In this section, first there will be a discussion about the most important findings from the previous ‘Results’ section. After that, theoretical and managerial implications from this study will be mentioned. This part will be completed with recommendations for the Healthcare sector, according to the findings of this study. This paper will end up with some limitations of this study and some recommended directions for future research.

5.1 Findings

It can be concluded that case-mix management forced some changes in the working area of medical specialists. The new DBC (DOT) system was originally intended to introduce an improved declaration system in Dutch hospitals, as simplification of the old system. However, findings from this study show that, in general, medical specialists have negative opinions about the new system. In first instance, this seems in line with the expectations at the beginning of this study (see ‘Introduction’ section). On the basis of the Job Demands-Resource model, it was possible to find some specific components of, on the one hand, the Health impairment process (X, see Figure 1), and, on the other hand, the Motivational process (Y, see Figure 1). The most important findings are discussed below.

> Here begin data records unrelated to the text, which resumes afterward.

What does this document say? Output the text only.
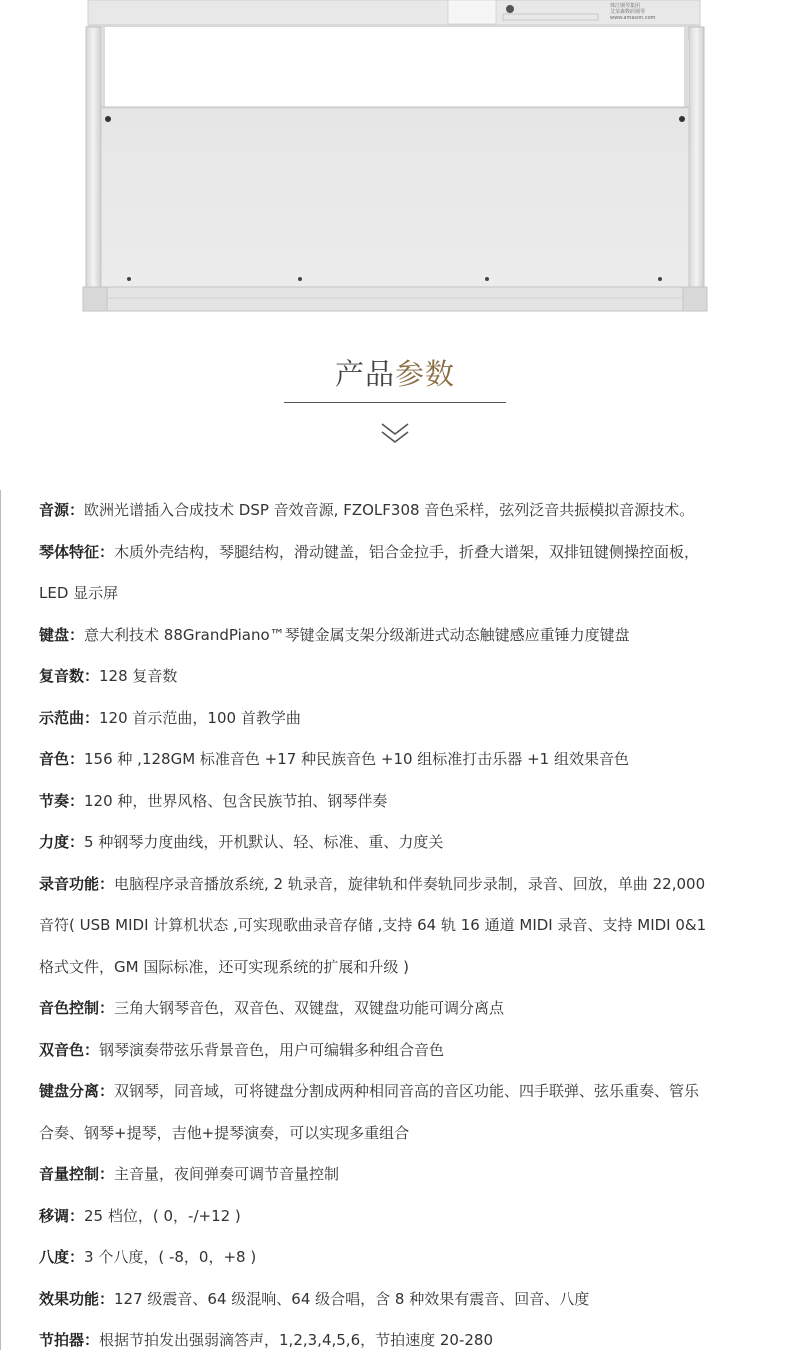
珠江钢琴集团
艾茉森数码钢琴
www.amason.com
产品参数
音源：欧洲光谱插入合成技术 DSP 音效音源, FZOLF308 音色采样，弦列泛音共振模拟音源技术。
琴体特征：木质外壳结构，琴腿结构，滑动键盖，铝合金拉手，折叠大谱架，双排钮键侧操控面板，
LED 显示屏
键盘：意大利技术 88GrandPiano™琴键金属支架分级渐进式动态触键感应重锤力度键盘
复音数：128 复音数
示范曲：120 首示范曲，100 首教学曲
音色：156 种 ,128GM 标准音色 +17 种民族音色 +10 组标准打击乐器 +1 组效果音色
节奏：120 种，世界风格、包含民族节拍、钢琴伴奏
力度：5 种钢琴力度曲线，开机默认、轻、标准、重、力度关
录音功能：电脑程序录音播放系统, 2 轨录音，旋律轨和伴奏轨同步录制，录音、回放，单曲 22,000
音符( USB MIDI 计算机状态 ,可实现歌曲录音存储 ,支持 64 轨 16 通道 MIDI 录音、支持 MIDI 0&1
格式文件，GM 国际标准，还可实现系统的扩展和升级 )
音色控制：三角大钢琴音色，双音色、双键盘，双键盘功能可调分离点
双音色：钢琴演奏带弦乐背景音色，用户可编辑多种组合音色
键盘分离：双钢琴，同音域，可将键盘分割成两种相同音高的音区功能、四手联弹、弦乐重奏、管乐
合奏、钢琴+提琴，吉他+提琴演奏，可以实现多重组合
音量控制：主音量，夜间弹奏可调节音量控制
移调：25 档位，( 0，-/+12 )
八度：3 个八度，( -8，0，+8 )
效果功能：127 级震音、64 级混响、64 级合唱，含 8 种效果有震音、回音、八度
节拍器：根据节拍发出强弱滴答声，1,2,3,4,5,6，节拍速度 20-280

Findings of this study suggest that role ambiguity can be seen as an important stressor (X1) for medical specialists. Firstly, this was caused by unclear information about production agreements. Secondly, it was stated that the added administrative tasks were too difficult for some of the medical specialists. In general terms, if organizations implement new systems, it might be expected that this causes some issues and problems in the first, lets say, year after introduction. When looking to the DBC (DOT) system in Dutch Healthcare, this study is done after approximately seven years after introduction. One can state that this would be long enough to optimize the system in a way that the users, in this specific case the medical specialists, are not faced with role ambiguity at this stage. Findings from this study suggest that role ambiguity (X1) causes a cynical attitude (X2) from medical specialists. This cynicism included feelings of disappointment and powerlessness.